Why it matters for managed careIllinois Medicaid MCOs must develop new health information management systems to segregate reproductive health records and implement compliance protocols for multi-state coordination requests, affecting care coordination, third-party liability processes, and data sharing agreements.
State Policy·KY·7:32 AM MT
Eastern Kentucky is using opioid settlement funding to support programs addressing substance use disorders, housing instability, and food insecurity in rural communities. The initiative targets regions heavily affected by the opioid crisis with integrated support services. No specific implementation timeline or funding amount is provided in the reporting.

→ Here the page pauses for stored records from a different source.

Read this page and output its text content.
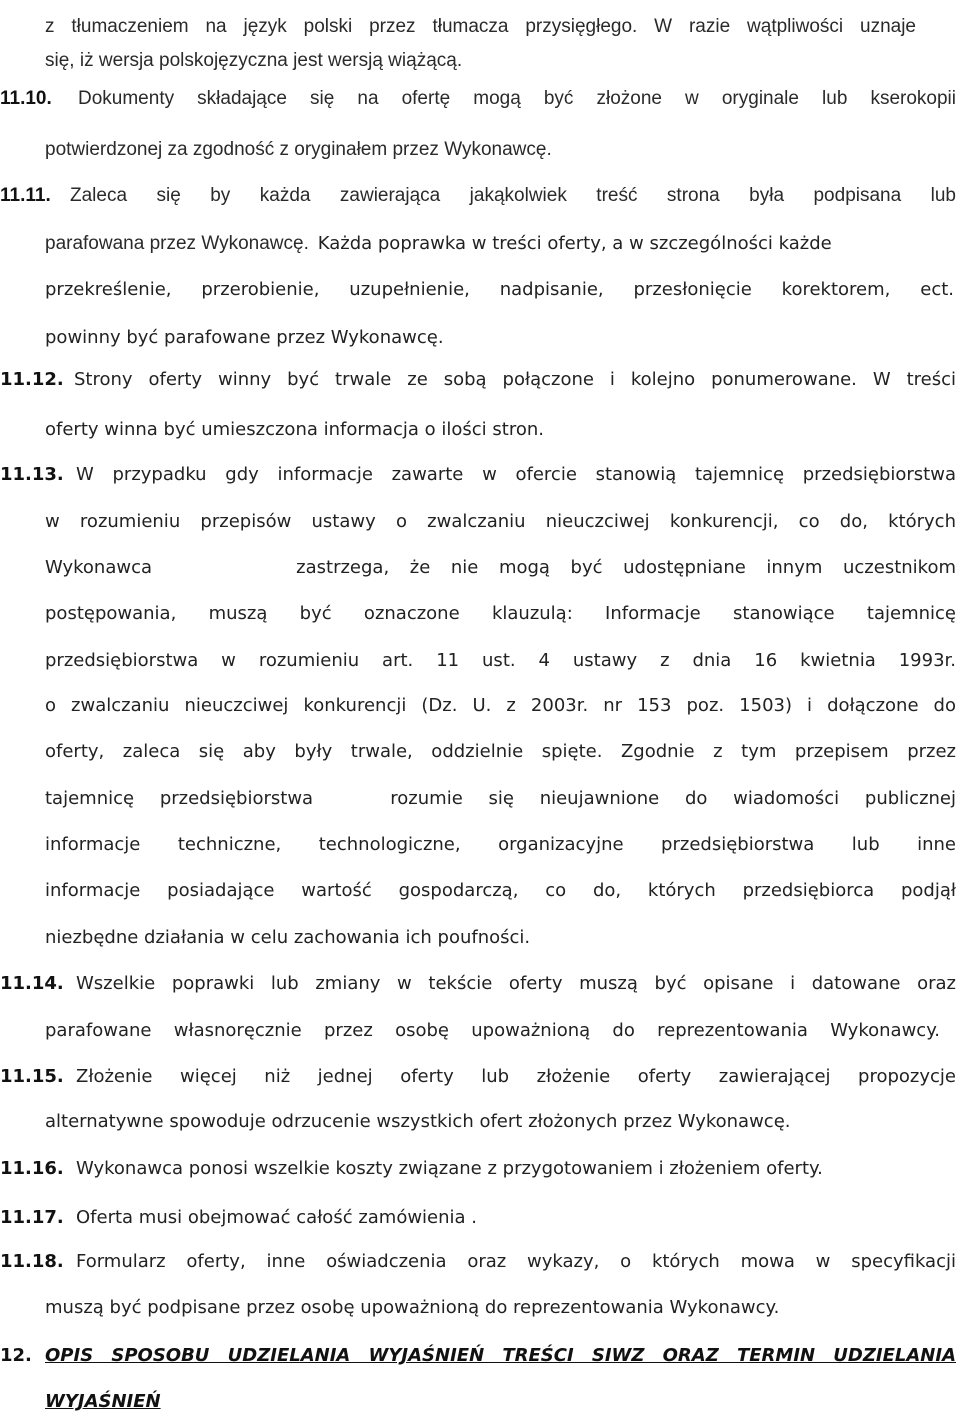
z tłumaczeniem na język polski przez tłumacza przysięgłego. W razie wątpliwości uznaje
się, iż wersja polskojęzyczna jest wersją wiążącą.
11.10.	Dokumenty składające się na ofertę mogą być złożone w oryginale lub kserokopii
potwierdzonej za zgodność z oryginałem przez Wykonawcę.
11.11.	Zaleca się by każda zawierająca jakąkolwiek treść strona była podpisana lub
parafowana przez Wykonawcę. Każda poprawka w treści oferty, a w szczególności każde
przekreślenie, przerobienie, uzupełnienie, nadpisanie, przesłonięcie korektorem, ect.
powinny być parafowane przez Wykonawcę.
11.12. Strony oferty winny być trwale ze sobą połączone i kolejno ponumerowane. W treści
oferty winna być umieszczona informacja o ilości stron.
11.13. W przypadku gdy informacje zawarte w ofercie stanowią tajemnicę przedsiębiorstwa
w rozumieniu przepisów ustawy o zwalczaniu nieuczciwej konkurencji, co do, których
Wykonawca       zastrzega, że nie mogą być udostępniane innym uczestnikom
postępowania, muszą być oznaczone klauzulą: Informacje stanowiące tajemnicę
przedsiębiorstwa w rozumieniu art. 11 ust. 4 ustawy z dnia 16 kwietnia 1993r.
o zwalczaniu nieuczciwej konkurencji (Dz. U. z 2003r. nr 153 poz. 1503) i dołączone do
oferty, zaleca się aby były trwale, oddzielnie spięte. Zgodnie z tym przepisem przez
tajemnicę przedsiębiorstwa   rozumie się nieujawnione do wiadomości publicznej
informacje techniczne, technologiczne, organizacyjne przedsiębiorstwa lub inne
informacje posiadające wartość gospodarczą, co do, których przedsiębiorca podjął
niezbędne działania w celu zachowania ich poufności.
11.14. Wszelkie poprawki lub zmiany w tekście oferty muszą być opisane i datowane oraz
parafowane własnoręcznie przez osobę upoważnioną do reprezentowania Wykonawcy.
11.15. Złożenie więcej niż jednej oferty lub złożenie oferty zawierającej propozycje
alternatywne spowoduje odrzucenie wszystkich ofert złożonych przez Wykonawcę.
11.16. Wykonawca ponosi wszelkie koszty związane z przygotowaniem i złożeniem oferty.
11.17. Oferta musi obejmować całość zamówienia .
11.18. Formularz oferty, inne oświadczenia oraz wykazy, o których mowa w specyfikacji
muszą być podpisane przez osobę upoważnioną do reprezentowania Wykonawcy.
12. OPIS SPOSOBU UDZIELANIA WYJAŚNIEŃ TREŚCI SIWZ ORAZ TERMIN UDZIELANIA
WYJAŚNIEŃ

This represents Kentucky's approach to deploying settlement resources for behavioral health infrastructure in underserved areas.
Why it matters for managed careKentucky Medicaid MCOs operating in rural regions may see increased utilization of substance use disorder treatment services as settlement-funded programs expand access and connect members to care networks.
State Policy·FL·7:30 AM MT
Florida Attorney General Ashley Moody has launched an investigation into CVS Health for alleged anticompetitive pharmacy practices. The probe examines whether CVS is using its integrated pharmacy benefit manager and retail pharmacy operations to disadvantage competitors and increase drug costs. This investigation follows similar state-level actions targeting PBM practices and comes amid broader scrutiny of vertical integration in the pharmacy supply chain. The inquiry could result in enforcement actions, consent agreements, or legislation affecting how PBMs operate in Florida's commercial and Medicaid markets.
Why it matters for managed careFlorida Medicaid managed care organizations contract with PBMs including CVS Caremark, and any enforcement action or resulting policy changes could affect pharmacy network arrangements, reimbursement structures, and prescription drug spending in Medicaid managed care contracts.